Shares in Anglo-Dutch publishing group Reed Elsevier PLC (ENL) plummeted Thursday after it posted a sharp fall in first half net profit, lowered its guidance and announced plans to raise hundreds of millions of pounds in a share placing as the economic slump began to hurt previously resilient parts of its business.

The planned share placing underscores the continued drag on earnings from its business information unit, RBI, which it failed to sell last year and which is severely exposed to the advertising slump.

Net profit in the six months to Jun. 30 fell 48% to GBP161 million, from GBP309 million a year earlier, mainly on restructuring, impairment and other financial charges.

Reed Elsevier lowered its guidance for 2009, saying that it expects adjusted earnings per share growth to be "under some pressure for the full year" at constant currencies.

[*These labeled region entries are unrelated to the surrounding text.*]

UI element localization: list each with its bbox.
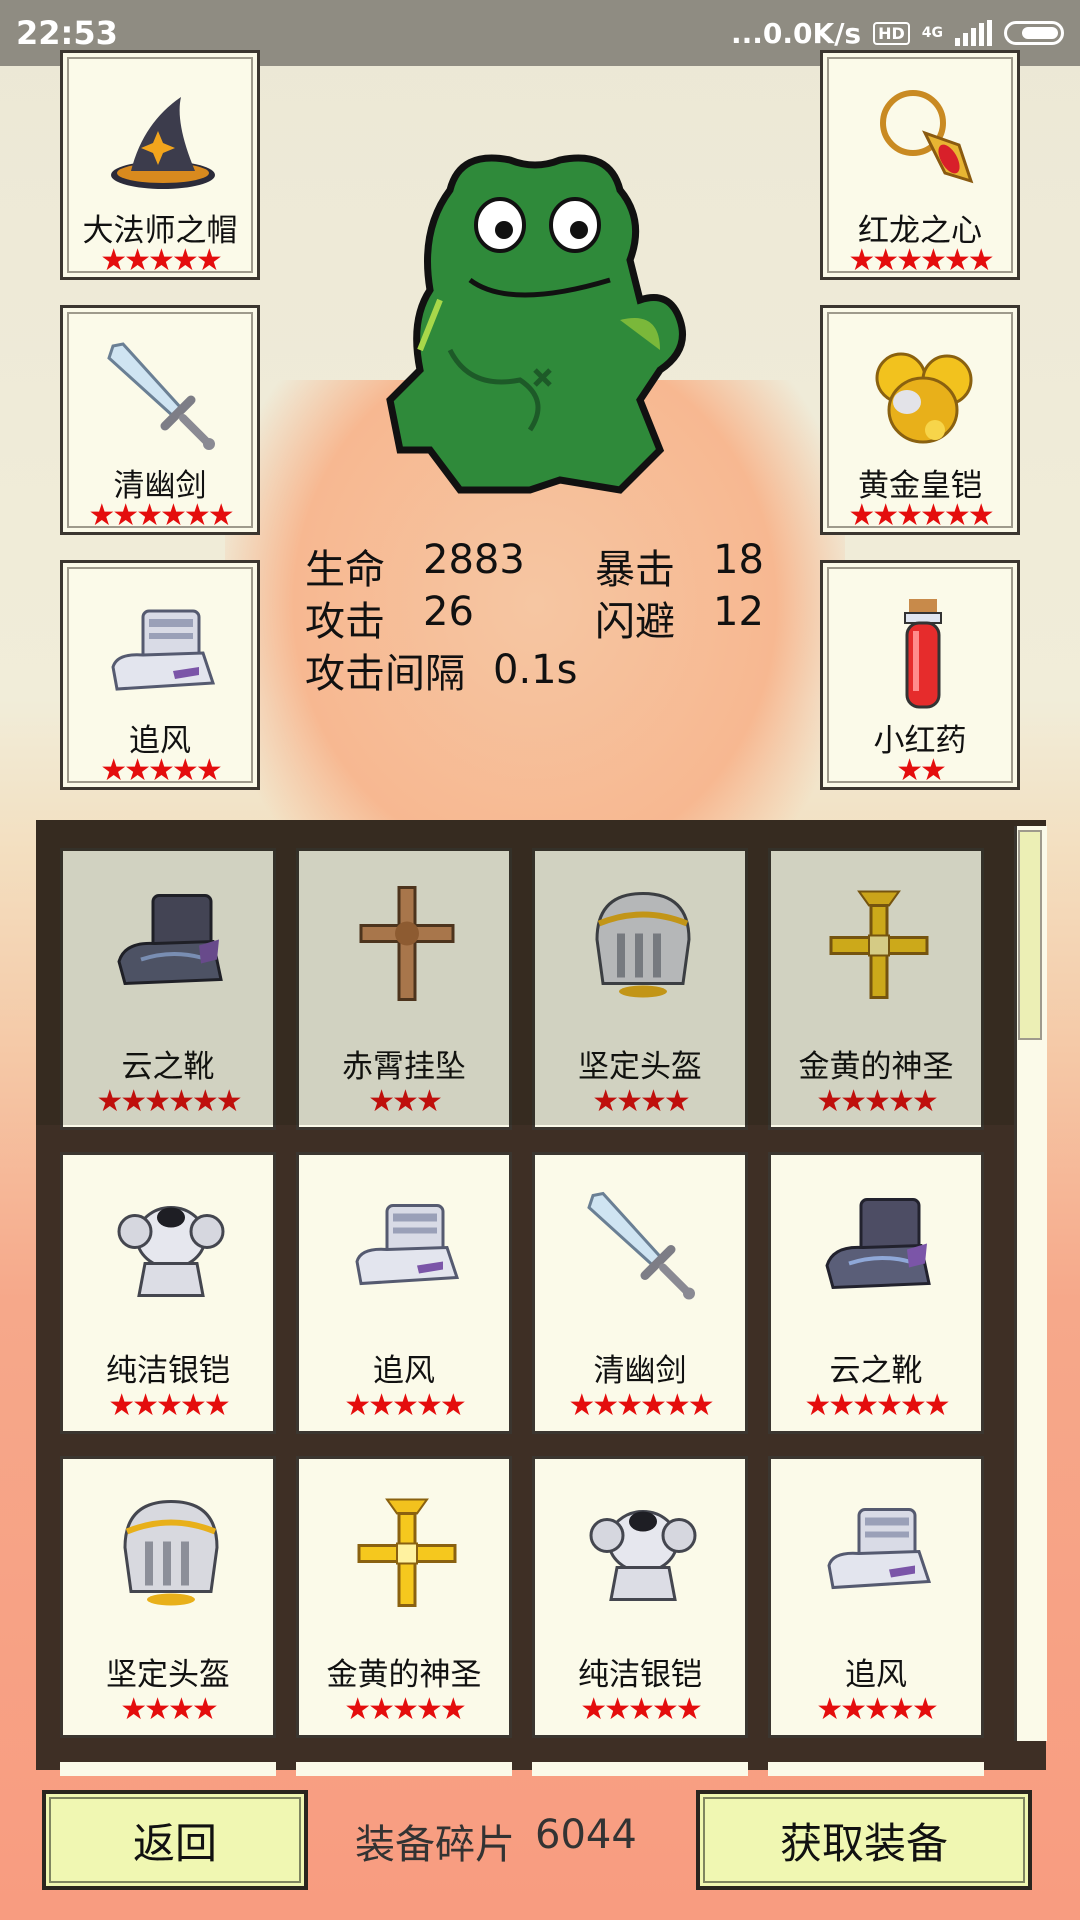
fragments-value: 6044 (535, 1812, 637, 1858)
inventory-item-name: 清幽剑 (593, 1353, 687, 1389)
gold-cross-pendant-icon (347, 1489, 467, 1614)
dark-boots-icon (111, 881, 231, 1006)
stat-crit-label: 暴击 (595, 547, 675, 593)
rating-stars: ★★★★★ (108, 1388, 230, 1423)
dark-boots-icon (819, 1185, 939, 1310)
rating-stars: ★★★★★★ (96, 1084, 242, 1119)
fragments-label: 装备碎片 (355, 1822, 515, 1868)
inventory-item[interactable]: 云之靴 ★★★★★★ (60, 848, 276, 1130)
inventory-item-name: 追风 (845, 1657, 907, 1693)
hero-stats: 生命 2883 暴击 18 攻击 26 闪避 12 攻击间隔 0.1s (305, 537, 885, 697)
rating-stars: ★★★★★ (580, 1692, 702, 1727)
inventory-item[interactable]: 追风 ★★★★★ (768, 1456, 984, 1738)
equipped-slot-armor[interactable]: 黄金皇铠 ★★★★★★ (820, 305, 1020, 535)
rating-stars: ★★★★★★ (804, 1388, 950, 1423)
inventory-item-name: 坚定头盔 (106, 1657, 230, 1693)
inventory-item-name: 纯洁银铠 (106, 1353, 230, 1389)
helmet-icon (583, 881, 703, 1006)
inventory-item-name: 金黄的神圣 (326, 1657, 482, 1693)
signal-icon (955, 20, 992, 46)
inventory-item-name: 追风 (373, 1353, 435, 1389)
rating-stars: ★★★★★ (344, 1388, 466, 1423)
equipped-slot-hat[interactable]: 大法师之帽 ★★★★★ (60, 50, 260, 280)
stat-hp-value: 2883 (423, 537, 525, 583)
wizard-hat-icon (103, 83, 223, 203)
inventory-item[interactable]: 纯洁银铠 ★★★★★ (532, 1456, 748, 1738)
hd-badge: HD (873, 21, 910, 45)
stat-crit-value: 18 (713, 537, 764, 583)
inventory-item-name: 云之靴 (121, 1049, 215, 1085)
rating-stars: ★★★★★ (100, 243, 222, 278)
helmet-icon (111, 1489, 231, 1614)
rating-stars: ★★★★★ (816, 1084, 938, 1119)
rating-stars: ★★★★★ (344, 1692, 466, 1727)
network-speed: ...0.0K/s (730, 16, 862, 50)
rating-stars: ★★★★ (120, 1692, 219, 1727)
rating-stars: ★★★★★ (100, 753, 222, 788)
equipped-slot-weapon[interactable]: 清幽剑 ★★★★★★ (60, 305, 260, 535)
silver-armor-icon (111, 1185, 231, 1310)
equipped-slot-boots[interactable]: 追风 ★★★★★ (60, 560, 260, 790)
sword-icon (103, 338, 223, 458)
amulet-icon (863, 83, 983, 203)
inventory-item[interactable]: 清幽剑 ★★★★★★ (532, 1152, 748, 1434)
bronze-cross-pendant-icon (347, 881, 467, 1006)
back-button[interactable]: 返回 (42, 1790, 308, 1890)
inventory-item[interactable]: 坚定头盔 ★★★★ (532, 848, 748, 1130)
inventory-item[interactable]: 金黄的神圣 ★★★★★ (296, 1456, 512, 1738)
equipped-slot-potion[interactable]: 小红药 ★★ (820, 560, 1020, 790)
rating-stars: ★★★★ (592, 1084, 691, 1119)
inventory-item-name: 坚定头盔 (578, 1049, 702, 1085)
stat-hp-label: 生命 (305, 547, 385, 593)
golden-armor-icon (863, 338, 983, 458)
rating-stars: ★★★★★★ (848, 498, 994, 533)
status-time: 22:53 (16, 14, 118, 52)
inventory-item-name: 赤霄挂坠 (342, 1049, 466, 1085)
rating-stars: ★★★★★ (816, 1692, 938, 1727)
rating-stars: ★★★★★★ (848, 243, 994, 278)
rating-stars: ★★★★★★ (568, 1388, 714, 1423)
inventory-item-partial[interactable] (60, 1762, 276, 1776)
inventory-scrollbar-thumb[interactable] (1018, 830, 1042, 1040)
stat-attack-label: 攻击 (305, 599, 385, 645)
silver-boots-icon (347, 1185, 467, 1310)
equipment-fragments: 装备碎片 6044 (355, 1812, 637, 1870)
inventory-item[interactable]: 坚定头盔 ★★★★ (60, 1456, 276, 1738)
frog-hero-icon (386, 154, 686, 494)
inventory-item[interactable]: 云之靴 ★★★★★★ (768, 1152, 984, 1434)
silver-boots-icon (819, 1489, 939, 1614)
inventory-item-name: 云之靴 (829, 1353, 923, 1389)
rating-stars: ★★★★★★ (88, 498, 234, 533)
rating-stars: ★★ (896, 753, 947, 788)
stat-dodge-label: 闪避 (595, 599, 675, 645)
stat-attack-value: 26 (423, 589, 474, 635)
red-potion-icon (863, 593, 983, 713)
inventory-item[interactable]: 金黄的神圣 ★★★★★ (768, 848, 984, 1130)
sword-icon (583, 1185, 703, 1310)
stat-dodge-value: 12 (713, 589, 764, 635)
inventory-item-partial[interactable] (532, 1762, 748, 1776)
stat-attack-interval-label: 攻击间隔 (305, 651, 465, 697)
inventory-item-name: 金黄的神圣 (798, 1049, 954, 1085)
inventory-item[interactable]: 追风 ★★★★★ (296, 1152, 512, 1434)
gold-cross-pendant-icon (819, 881, 939, 1006)
status-indicators: ...0.0K/s HD 4G (731, 17, 1064, 50)
inventory-item-name: 纯洁银铠 (578, 1657, 702, 1693)
inventory-item[interactable]: 赤霄挂坠 ★★★ (296, 848, 512, 1130)
silver-boots-icon (103, 593, 223, 713)
equipped-slot-amulet[interactable]: 红龙之心 ★★★★★★ (820, 50, 1020, 280)
inventory-item-partial[interactable] (296, 1762, 512, 1776)
inventory-item[interactable]: 纯洁银铠 ★★★★★ (60, 1152, 276, 1434)
stat-attack-interval-value: 0.1s (493, 647, 578, 693)
network-type: 4G (921, 25, 943, 41)
inventory-item-partial[interactable] (768, 1762, 984, 1776)
rating-stars: ★★★ (368, 1084, 443, 1119)
silver-armor-icon (583, 1489, 703, 1614)
get-equipment-button[interactable]: 获取装备 (696, 1790, 1032, 1890)
battery-icon (1004, 21, 1064, 45)
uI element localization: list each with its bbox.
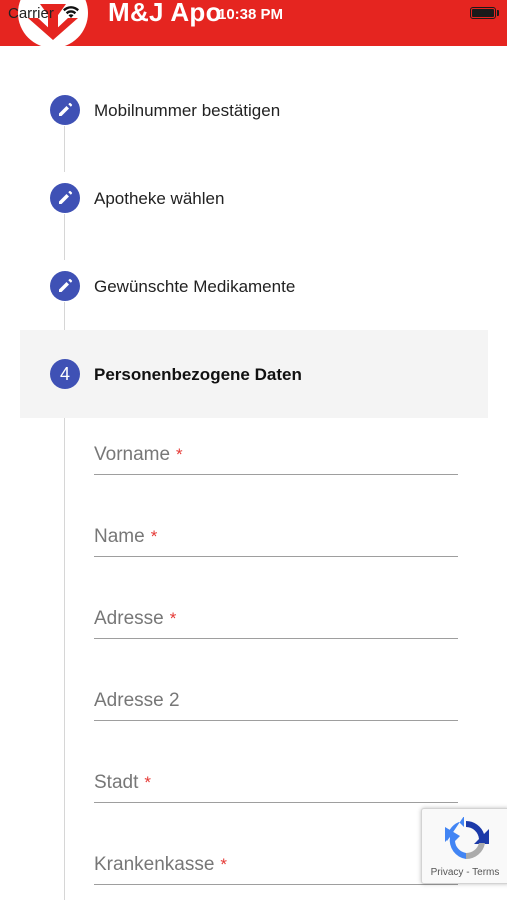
step-label: Gewünschte Medikamente (94, 277, 296, 296)
field-label: Adresse 2 (94, 690, 180, 711)
step-connector (64, 214, 65, 260)
required-marker: * (176, 445, 183, 464)
step-label: Apotheke wählen (94, 189, 225, 208)
step-mobilnummer[interactable]: Mobilnummer bestätigen (20, 88, 488, 132)
krankenkasse-field[interactable]: Krankenkasse * (94, 840, 458, 885)
step-connector (64, 418, 65, 900)
edit-pencil-icon (50, 183, 80, 213)
step-medikamente[interactable]: Gewünschte Medikamente (20, 264, 488, 308)
step-number-badge: 4 (50, 359, 80, 389)
status-time: 10:38 PM (218, 6, 284, 23)
edit-pencil-icon (50, 271, 80, 301)
recaptcha-links: Privacy - Terms (422, 867, 507, 878)
step-label: Mobilnummer bestätigen (94, 101, 281, 120)
adresse-field[interactable]: Adresse * (94, 594, 458, 639)
screen: Carrier M&J Apo 10:38 PM Mobilnummer bes… (0, 0, 507, 900)
required-marker: * (169, 609, 177, 628)
battery-icon (470, 7, 496, 19)
app-header: Carrier M&J Apo 10:38 PM (0, 0, 507, 46)
stadt-field[interactable]: Stadt * (94, 758, 458, 803)
field-label: Krankenkasse * (94, 854, 228, 875)
vorname-field[interactable]: Vorname * (94, 430, 458, 475)
recaptcha-icon (445, 817, 489, 860)
carrier-label: Carrier (8, 5, 54, 22)
app-title: M&J Apo (108, 0, 222, 27)
required-marker: * (220, 855, 228, 874)
name-field[interactable]: Name * (94, 512, 458, 557)
step-connector (64, 126, 65, 172)
recaptcha-badge[interactable]: Privacy - Terms (421, 808, 507, 884)
step-label: Personenbezogene Daten (94, 365, 302, 384)
battery-tip (497, 10, 499, 16)
adresse-2-field[interactable]: Adresse 2 (94, 676, 458, 721)
field-label: Vorname * (94, 444, 183, 465)
step-personenbezogene-daten[interactable]: 4 Personenbezogene Daten (20, 330, 488, 418)
terms-link[interactable]: Terms (472, 867, 499, 878)
wifi-icon (62, 5, 80, 24)
required-marker: * (150, 527, 158, 546)
field-label: Name * (94, 526, 158, 547)
step-apotheke[interactable]: Apotheke wählen (20, 176, 488, 220)
required-marker: * (144, 773, 151, 792)
field-label: Adresse * (94, 608, 177, 629)
edit-pencil-icon (50, 95, 80, 125)
link-separator: - (463, 867, 473, 878)
privacy-link[interactable]: Privacy (431, 867, 464, 878)
field-label: Stadt * (94, 772, 151, 793)
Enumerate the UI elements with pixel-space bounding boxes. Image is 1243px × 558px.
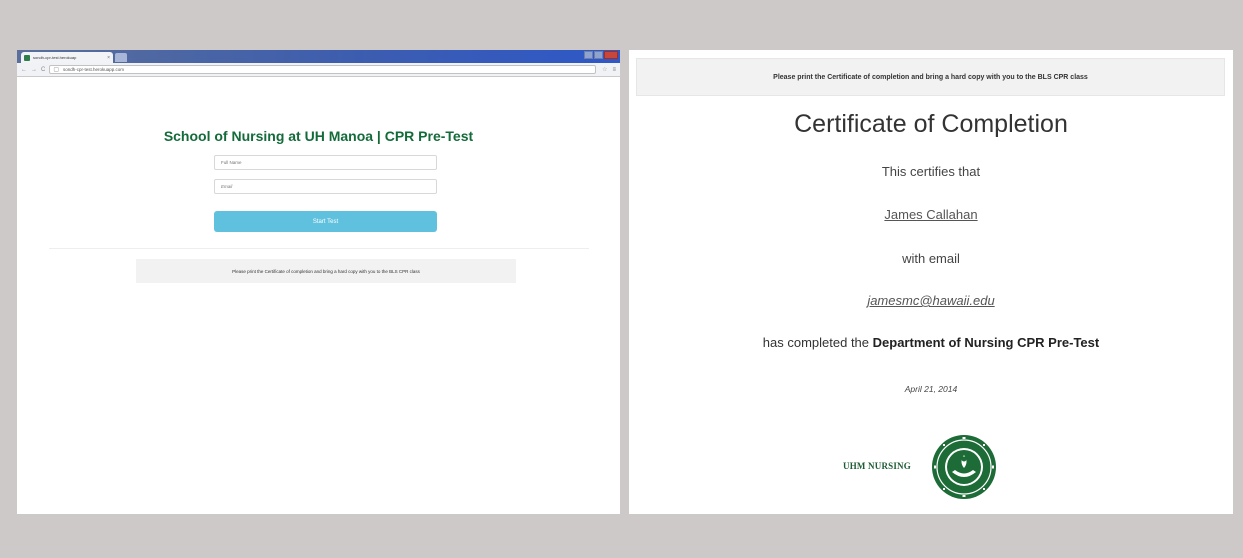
with-email-text: with email: [902, 251, 960, 266]
divider: [49, 248, 589, 249]
minimize-button[interactable]: [584, 51, 593, 59]
page-icon: ▢: [53, 67, 60, 73]
print-notice: Please print the Certificate of completi…: [136, 259, 516, 283]
recipient-name: James Callahan: [884, 207, 978, 222]
tab-close-icon[interactable]: ×: [107, 55, 110, 61]
certificate-page: Please print the Certificate of completi…: [629, 50, 1233, 514]
email-input[interactable]: [214, 179, 437, 194]
uhm-nursing-logo-text: UHM NURSING: [843, 461, 911, 471]
address-bar[interactable]: ▢ sondh-cpr-test.herokuapp.com: [49, 65, 597, 74]
browser-toolbar: ← → C ▢ sondh-cpr-test.herokuapp.com ☆ ≡: [17, 63, 620, 77]
certifies-text: This certifies that: [881, 164, 981, 179]
completion-prefix: has completed the: [762, 335, 873, 350]
bookmark-star-icon[interactable]: ☆: [602, 66, 607, 73]
page-title: School of Nursing at UH Manoa | CPR Pre-…: [163, 128, 474, 144]
menu-icon[interactable]: ≡: [612, 67, 616, 73]
certificate-title: Certificate of Completion: [794, 110, 1068, 138]
university-seal-icon: [932, 435, 996, 499]
start-test-button[interactable]: Start Test: [214, 211, 437, 232]
window-controls: [584, 51, 618, 59]
course-name: Department of Nursing CPR Pre-Test: [872, 335, 1100, 350]
browser-window: sondh-cpr-test.herokuap × ← → C ▢ sondh-…: [17, 50, 620, 514]
recipient-email: jamesmc@hawaii.edu: [867, 293, 995, 308]
back-icon[interactable]: ←: [21, 67, 27, 73]
forward-icon[interactable]: →: [31, 67, 37, 73]
maximize-button[interactable]: [594, 51, 603, 59]
completion-date: April 21, 2014: [904, 384, 958, 394]
completion-line: has completed the Department of Nursing …: [629, 335, 1233, 350]
reload-icon[interactable]: C: [41, 67, 45, 73]
print-notice-banner: Please print the Certificate of completi…: [636, 58, 1225, 96]
favicon-icon: [24, 54, 30, 61]
tab-title: sondh-cpr-test.herokuap: [33, 55, 77, 60]
browser-tab[interactable]: sondh-cpr-test.herokuap ×: [21, 52, 113, 63]
close-window-button[interactable]: [604, 51, 618, 59]
full-name-input[interactable]: [214, 155, 437, 170]
url-text: sondh-cpr-test.herokuapp.com: [63, 67, 125, 72]
new-tab-button[interactable]: [115, 53, 127, 62]
browser-tab-strip: sondh-cpr-test.herokuap ×: [17, 50, 620, 63]
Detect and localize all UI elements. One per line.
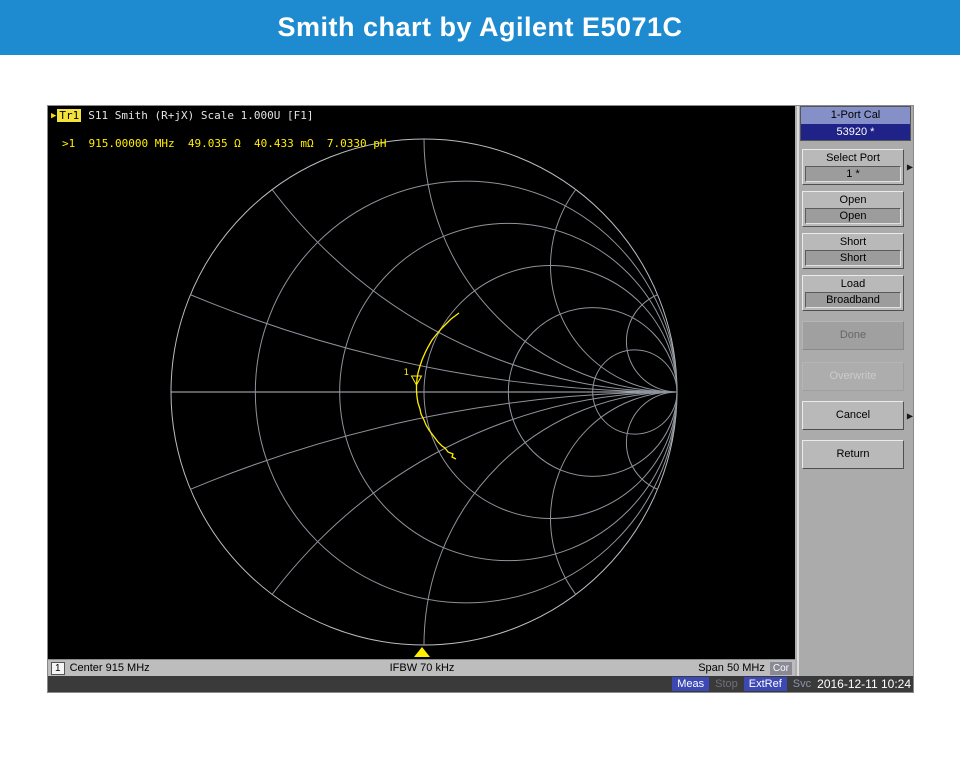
softkey-value: Broadband [805, 292, 901, 308]
status-meas: Meas [672, 677, 710, 691]
softkey-menu-header: 1-Port Cal 53920 * [800, 106, 911, 141]
softkey-return[interactable]: Return [802, 440, 904, 469]
cal-kit-value[interactable]: 53920 * [801, 124, 910, 140]
trace-settings-text: S11 Smith (R+jX) Scale 1.000U [F1] [88, 109, 314, 122]
softkey-label: Open [839, 194, 867, 206]
title-banner: Smith chart by Agilent E5071C [0, 0, 960, 55]
softkey-cancel[interactable]: Cancel ▶ [802, 401, 913, 430]
ifbw-label: IFBW 70 kHz [389, 662, 455, 674]
softkey-value: Open [805, 208, 901, 224]
marker-readout: >1 915.00000 MHz 49.035 Ω 40.433 mΩ 7.03… [62, 137, 387, 150]
trace-header: ▶ Tr1 S11 Smith (R+jX) Scale 1.000U [F1] [51, 109, 313, 122]
softkey-open[interactable]: Open Open [802, 191, 904, 227]
page-title: Smith chart by Agilent E5071C [277, 12, 683, 42]
submenu-arrow-icon: ▶ [906, 411, 913, 420]
softkey-label: Select Port [826, 152, 880, 164]
correction-badge: Cor [769, 661, 792, 675]
status-svc: Svc [792, 678, 812, 690]
softkey-menu-title: 1-Port Cal [801, 107, 910, 124]
span-label: Span 50 MHz [698, 662, 765, 674]
softkey-list: Select Port 1 * ▶ Open Open Short Short Load Bro… [799, 149, 913, 469]
softkey-select-port[interactable]: Select Port 1 * ▶ [802, 149, 913, 185]
marker-number-label: 1 [404, 368, 409, 378]
softkey-load[interactable]: Load Broadband [802, 275, 904, 311]
sweep-position-marker-icon [414, 647, 430, 657]
softkey-value: 1 * [805, 166, 901, 182]
submenu-arrow-icon: ▶ [906, 162, 913, 172]
channel-number: 1 [51, 661, 65, 675]
instrument-status-bar: Meas Stop ExtRef Svc 2016-12-11 10:24 [48, 676, 913, 692]
channel-status-bar: 1 Center 915 MHz IFBW 70 kHz Span 50 MHz… [48, 659, 795, 676]
datetime: 2016-12-11 10:24 [817, 677, 911, 691]
softkey-label: Done [839, 329, 867, 341]
softkey-value: Short [805, 250, 901, 266]
vna-screen: 1 ▶ Tr1 S11 Smith (R+jX) Scale 1.000U [F1]… [48, 106, 913, 692]
status-stop: Stop [715, 678, 738, 690]
chart-area: 1 ▶ Tr1 S11 Smith (R+jX) Scale 1.000U [F1]… [48, 106, 795, 659]
softkey-overwrite: Overwrite [802, 362, 904, 391]
smith-grid-minor [171, 139, 677, 645]
softkey-done: Done [802, 321, 904, 350]
bottom-bar-items: Meas Stop ExtRef Svc [672, 677, 811, 691]
span-group: Span 50 MHz Cor [698, 661, 792, 675]
active-trace-arrow-icon: ▶ [51, 111, 57, 121]
softkey-sidebar: 1-Port Cal 53920 * Select Port 1 * ▶ Open Op… [797, 106, 913, 676]
softkey-short[interactable]: Short Short [802, 233, 904, 269]
center-frequency-label: Center 915 MHz [69, 662, 150, 674]
softkey-label: Cancel [835, 409, 871, 421]
softkey-label: Overwrite [829, 370, 877, 382]
smith-chart-svg: 1 [170, 138, 678, 657]
trace-label-badge[interactable]: Tr1 [57, 109, 82, 122]
softkey-label: Short [839, 236, 867, 248]
softkey-label: Load [840, 278, 866, 290]
status-extref: ExtRef [743, 677, 787, 691]
softkey-label: Return [836, 448, 870, 460]
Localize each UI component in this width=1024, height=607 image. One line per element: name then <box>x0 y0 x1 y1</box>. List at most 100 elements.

Earlier this year it said it expected adjusted earnings per share to grow.

"The downturn in macro-economic conditions over the last year has been severe and unprecedented", Chief Executive Ian Smith said in a statement. "The depth and length of the downturn is, however, having some effect on even our most resilient businesses."

The company said the outlook remains challenging and that overall organic revenue and operating profit will remain under pressure this year, and said it will examine every opportunity to increase cost efficiency further.

To shore up its balance sheet, Reed Elsevier said it plans a share placement of up to 9.9% of its issued share capital in both London and Amsterdam, where it is listed, which in total would amount to 172.2 million new shares. At current prices, Reed would raise around GBP450 million in London and approximately EUR450 million in Amsterdam, but the issue is likely to be at a discount to current prices.

The company also said it needed to take further action after it failed to sell its troubled Reed Business Information unit, or RBI, last year. The proceeds of that sale were to be used to pay off the $4.1 billion of debt that it racked up for the acquisition of data aggregation firm ChoicePoint in 2008. After the failure of the RBI sale, Reed issued bonds to help pay down that debt.

During a conference call, Smith said that selling RBI as a whole is now off the agenda, and that Reed is now only looking to sell controlled circulation magazines in the U.S., which are part of RBI.

The company also said that its most resilient businesses, content archive service Lexis Nexis and medical and scientific publisher Elsevier, weren't immune from the downturn. On a pro-forma basis, which includes the contribution of ChoicePoint to Lexis Nexis, underlying revenue was flat at these units.

Adjusted operating profit, a figure closely watched by analysts and which includes amortization, joint-ventures and exceptional items, of GBP782 million, up 26% compared with GBP619 million last year. In constant currencies however, adjusted operating profit was up only 5%.

For the total group, revenue for the first half rose 25% to GBP3.06 billion, and 3% in constant currencies, chiefly as a result of the acquisition of ChoicePoint. Organic revenue, which strips out ChoicePoint, fell 7%.

Around 1235 GMT, Reed Elsevier shares traded 13.9% lower at EUR7.19 on an overall higher AEX market in Amsterdam. In London, meanwhile, shares fell 13.8%, or 66p, to 414p, by far the biggest faller on a overall slightly higher FTSE 100.